When the integral on the right-hand side, \( \int Q(x) \cdot (\text{I.F.}) dx \), looks complicated, check if the integrand is the result of a product rule differentiation. This "reverse product rule" is a common pattern in textbook problems involving linear differential equations.

Answer 1

Step 1: Understanding the Concept:
The given equation is a first-order linear differential equation. We can solve it by finding an integrating factor. After finding the general solution, we use the given initial condition to determine the value of the integration constant and find the particular solution.

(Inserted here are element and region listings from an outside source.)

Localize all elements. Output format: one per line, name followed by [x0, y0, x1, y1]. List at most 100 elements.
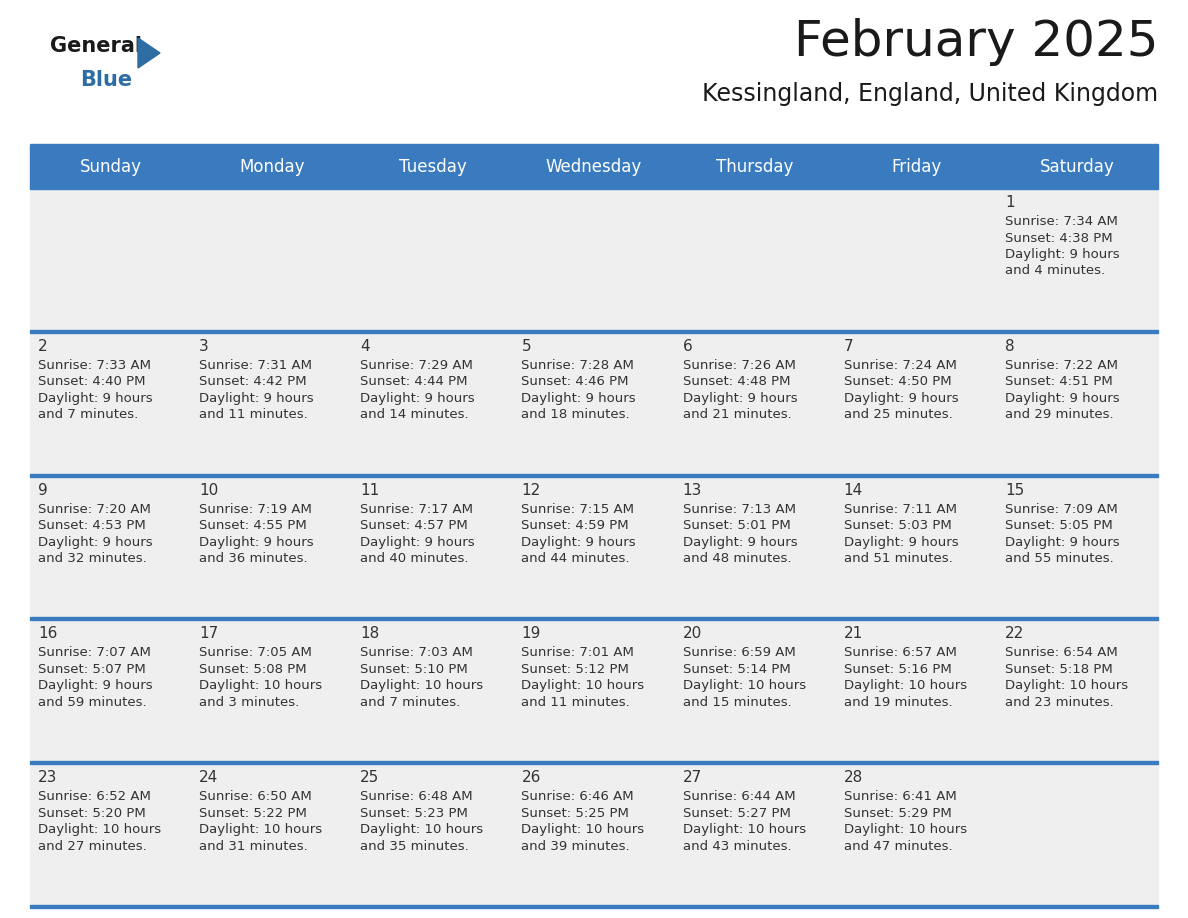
Text: 9: 9	[38, 483, 48, 498]
Text: and 7 minutes.: and 7 minutes.	[360, 696, 461, 709]
Text: Sunset: 4:51 PM: Sunset: 4:51 PM	[1005, 375, 1113, 388]
Bar	[675, 764, 835, 905]
Text: Sunrise: 7:34 AM: Sunrise: 7:34 AM	[1005, 215, 1118, 228]
Text: Daylight: 9 hours: Daylight: 9 hours	[683, 392, 797, 405]
Text: 7: 7	[843, 339, 853, 353]
Text: Daylight: 10 hours: Daylight: 10 hours	[200, 823, 322, 836]
Text: Sunset: 5:25 PM: Sunset: 5:25 PM	[522, 807, 630, 820]
Text: Sunrise: 7:33 AM: Sunrise: 7:33 AM	[38, 359, 151, 372]
Text: Saturday: Saturday	[1040, 158, 1114, 176]
Bar	[513, 189, 675, 330]
Text: Sunrise: 6:48 AM: Sunrise: 6:48 AM	[360, 790, 473, 803]
Text: Sunrise: 6:57 AM: Sunrise: 6:57 AM	[843, 646, 956, 659]
Bar	[675, 333, 835, 474]
Text: Daylight: 9 hours: Daylight: 9 hours	[843, 535, 959, 549]
Text: 15: 15	[1005, 483, 1024, 498]
Text: 22: 22	[1005, 626, 1024, 642]
Text: Daylight: 9 hours: Daylight: 9 hours	[683, 535, 797, 549]
Text: and 29 minutes.: and 29 minutes.	[1005, 409, 1113, 421]
Text: Sunset: 4:42 PM: Sunset: 4:42 PM	[200, 375, 307, 388]
Bar	[997, 189, 1158, 330]
Text: 3: 3	[200, 339, 209, 353]
Bar	[353, 333, 513, 474]
Text: Daylight: 10 hours: Daylight: 10 hours	[360, 823, 484, 836]
Text: Daylight: 9 hours: Daylight: 9 hours	[1005, 392, 1119, 405]
Text: 24: 24	[200, 770, 219, 785]
Text: 8: 8	[1005, 339, 1015, 353]
Bar	[835, 764, 997, 905]
Text: Sunset: 5:03 PM: Sunset: 5:03 PM	[843, 519, 952, 532]
Text: Sunset: 5:05 PM: Sunset: 5:05 PM	[1005, 519, 1113, 532]
Text: Sunrise: 6:54 AM: Sunrise: 6:54 AM	[1005, 646, 1118, 659]
Text: Sunrise: 7:09 AM: Sunrise: 7:09 AM	[1005, 502, 1118, 516]
Bar	[30, 144, 1158, 149]
Text: Daylight: 10 hours: Daylight: 10 hours	[522, 679, 645, 692]
Bar	[30, 764, 191, 905]
Polygon shape	[138, 38, 160, 68]
Text: Sunrise: 7:26 AM: Sunrise: 7:26 AM	[683, 359, 796, 372]
Bar	[513, 764, 675, 905]
Text: Sunset: 4:57 PM: Sunset: 4:57 PM	[360, 519, 468, 532]
Text: Sunset: 4:50 PM: Sunset: 4:50 PM	[843, 375, 952, 388]
Text: Sunset: 4:59 PM: Sunset: 4:59 PM	[522, 519, 630, 532]
Text: Sunday: Sunday	[80, 158, 141, 176]
Text: Daylight: 9 hours: Daylight: 9 hours	[200, 392, 314, 405]
Text: 23: 23	[38, 770, 57, 785]
Text: Sunrise: 7:29 AM: Sunrise: 7:29 AM	[360, 359, 473, 372]
Text: and 47 minutes.: and 47 minutes.	[843, 840, 953, 853]
Text: 6: 6	[683, 339, 693, 353]
Text: Sunrise: 7:24 AM: Sunrise: 7:24 AM	[843, 359, 956, 372]
Text: February 2025: February 2025	[794, 18, 1158, 66]
Text: Sunset: 5:01 PM: Sunset: 5:01 PM	[683, 519, 790, 532]
Bar	[30, 905, 1158, 908]
Text: and 35 minutes.: and 35 minutes.	[360, 840, 469, 853]
Text: Sunrise: 7:07 AM: Sunrise: 7:07 AM	[38, 646, 151, 659]
Bar	[30, 621, 191, 761]
Bar	[30, 330, 1158, 333]
Text: Sunrise: 7:31 AM: Sunrise: 7:31 AM	[200, 359, 312, 372]
Bar	[513, 621, 675, 761]
Text: Sunset: 5:18 PM: Sunset: 5:18 PM	[1005, 663, 1113, 676]
Bar	[513, 333, 675, 474]
Text: Daylight: 10 hours: Daylight: 10 hours	[200, 679, 322, 692]
Text: 21: 21	[843, 626, 862, 642]
Text: Monday: Monday	[239, 158, 304, 176]
Text: 12: 12	[522, 483, 541, 498]
Bar	[997, 476, 1158, 618]
Text: 28: 28	[843, 770, 862, 785]
Bar	[353, 764, 513, 905]
Bar	[191, 189, 353, 330]
Text: and 31 minutes.: and 31 minutes.	[200, 840, 308, 853]
Text: Sunrise: 6:52 AM: Sunrise: 6:52 AM	[38, 790, 151, 803]
Text: Sunrise: 7:13 AM: Sunrise: 7:13 AM	[683, 502, 796, 516]
Text: Sunrise: 6:44 AM: Sunrise: 6:44 AM	[683, 790, 795, 803]
Text: Sunrise: 7:01 AM: Sunrise: 7:01 AM	[522, 646, 634, 659]
Text: Daylight: 9 hours: Daylight: 9 hours	[1005, 535, 1119, 549]
Text: Sunrise: 7:20 AM: Sunrise: 7:20 AM	[38, 502, 151, 516]
Text: 19: 19	[522, 626, 541, 642]
Text: Sunset: 5:23 PM: Sunset: 5:23 PM	[360, 807, 468, 820]
Text: and 4 minutes.: and 4 minutes.	[1005, 264, 1105, 277]
Text: Sunrise: 7:15 AM: Sunrise: 7:15 AM	[522, 502, 634, 516]
Text: Sunrise: 7:19 AM: Sunrise: 7:19 AM	[200, 502, 312, 516]
Bar	[353, 476, 513, 618]
Text: Sunset: 5:10 PM: Sunset: 5:10 PM	[360, 663, 468, 676]
Text: Sunset: 5:12 PM: Sunset: 5:12 PM	[522, 663, 630, 676]
Bar	[675, 189, 835, 330]
Text: Sunset: 5:27 PM: Sunset: 5:27 PM	[683, 807, 790, 820]
Text: Sunset: 5:08 PM: Sunset: 5:08 PM	[200, 663, 307, 676]
Text: Sunrise: 7:03 AM: Sunrise: 7:03 AM	[360, 646, 473, 659]
Text: Daylight: 9 hours: Daylight: 9 hours	[1005, 248, 1119, 261]
Text: Blue: Blue	[80, 70, 132, 90]
Text: Daylight: 9 hours: Daylight: 9 hours	[38, 392, 152, 405]
Bar	[997, 764, 1158, 905]
Bar	[30, 761, 1158, 764]
Text: 27: 27	[683, 770, 702, 785]
Text: 10: 10	[200, 483, 219, 498]
Text: Sunset: 4:38 PM: Sunset: 4:38 PM	[1005, 231, 1112, 244]
Text: Sunrise: 6:59 AM: Sunrise: 6:59 AM	[683, 646, 795, 659]
Text: and 19 minutes.: and 19 minutes.	[843, 696, 953, 709]
Text: Sunset: 5:16 PM: Sunset: 5:16 PM	[843, 663, 952, 676]
Bar	[30, 333, 191, 474]
Text: 17: 17	[200, 626, 219, 642]
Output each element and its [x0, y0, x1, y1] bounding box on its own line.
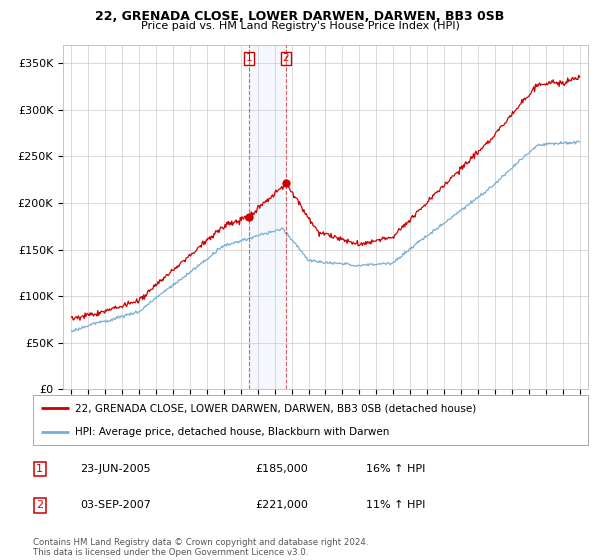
Text: 03-SEP-2007: 03-SEP-2007 — [80, 501, 151, 510]
Text: Price paid vs. HM Land Registry's House Price Index (HPI): Price paid vs. HM Land Registry's House … — [140, 21, 460, 31]
Text: 22, GRENADA CLOSE, LOWER DARWEN, DARWEN, BB3 0SB (detached house): 22, GRENADA CLOSE, LOWER DARWEN, DARWEN,… — [74, 403, 476, 413]
Text: £185,000: £185,000 — [255, 464, 308, 474]
Text: 22, GRENADA CLOSE, LOWER DARWEN, DARWEN, BB3 0SB: 22, GRENADA CLOSE, LOWER DARWEN, DARWEN,… — [95, 10, 505, 22]
Text: Contains HM Land Registry data © Crown copyright and database right 2024.
This d: Contains HM Land Registry data © Crown c… — [33, 538, 368, 557]
Text: 1: 1 — [245, 53, 252, 63]
Text: 2: 2 — [36, 501, 43, 510]
Bar — [249, 45, 286, 389]
Text: HPI: Average price, detached house, Blackburn with Darwen: HPI: Average price, detached house, Blac… — [74, 427, 389, 437]
Text: 11% ↑ HPI: 11% ↑ HPI — [366, 501, 425, 510]
Text: 23-JUN-2005: 23-JUN-2005 — [80, 464, 151, 474]
Text: 16% ↑ HPI: 16% ↑ HPI — [366, 464, 425, 474]
Text: 1: 1 — [36, 464, 43, 474]
Text: 2: 2 — [283, 53, 289, 63]
Text: £221,000: £221,000 — [255, 501, 308, 510]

Step 2: Key Formula or Approach:
The equation is in the standard linear form \( \frac{dy}{dx} + P(x)y = Q(x) \).
1. Identify \( P(x) \) and \( Q(x) \).
2. Calculate the Integrating Factor (I.F.): \( e^{\int P(x) dx} \).
3. The general solution is given by \( y \cdot (\text{I.F.}) = \int Q(x) \cdot (\text{I.F.}) dx + C \).
4. Use the initial condition to find C.
Step 3: Detailed Explanation or Calculation:
The given equation is \( \frac{dy}{dx} + y \cot x = 2x + x^2 \cot x \).
1. Identify P(x) and Q(x):
This is a linear differential equation with \( P(x) = \cot x \) and \( Q(x) = 2x + x^2 \cot x \).
2. Calculate the Integrating Factor (I.F.):
\[ \text{I.F.} = e^{\int \cot x dx} = e^{\ln(\sin x)} = \sin x \] 3. Find the General Solution:
\[ y \cdot (\sin x) = \int (2x + x^2 \cot x)(\sin x) dx + C \] \[ y \sin x = \int (2x \sin x + x^2 \cot x \sin x) dx + C \] \[ y \sin x = \int (2x \sin x + x^2 \cos x) dx + C \] The integral \( \int (2x \sin x + x^2 \cos x) dx \) is in the form \( \int (f'(x)g(x) + f(x)g'(x)) dx \), which is the derivative of a product. Let \( f(x) = x^2 \) and \( g(x) = \sin x \). Then \( f'(x) = 2x \) and \( g'(x) = \cos x \). So, the integrand is the derivative of \( x^2 \sin x \). \[ \int (2x \sin x + x^2 \cos x) dx = x^2 \sin x \] Therefore, the general solution is:
\[ y \sin x = x^2 \sin x + C \] 4. Find the Particular Solution:
We are given the initial condition \( y=0 \) when \( x=\frac{\pi}{2} \). Substitute these values:
\[ (0) \sin\left(\frac{\pi}{2}\right) = \left(\frac{\pi}{2}\right)^2 \sin\left(\frac{\pi}{2}\right) + C \] \[ 0 \cdot 1 = \frac{\pi^2}{4} \cdot 1 + C \] \[ 0 = \frac{\pi^2}{4} + C → C = -\frac{\pi^2}{4} \] Substitute the value of C back into the general solution:
\[ y \sin x = x^2 \sin x - \frac{\pi^2}{4} \] We can express y explicitly:
\[ y = x^2 - \frac{\pi^2}{4\sin x} \] Step 4: Final Answer:
The particular solution is \( y \sin x = x^2 \sin x - \frac{\pi^2}{4} \), or \( y = x^2 - \frac{\pi^2}{4}\csc x \).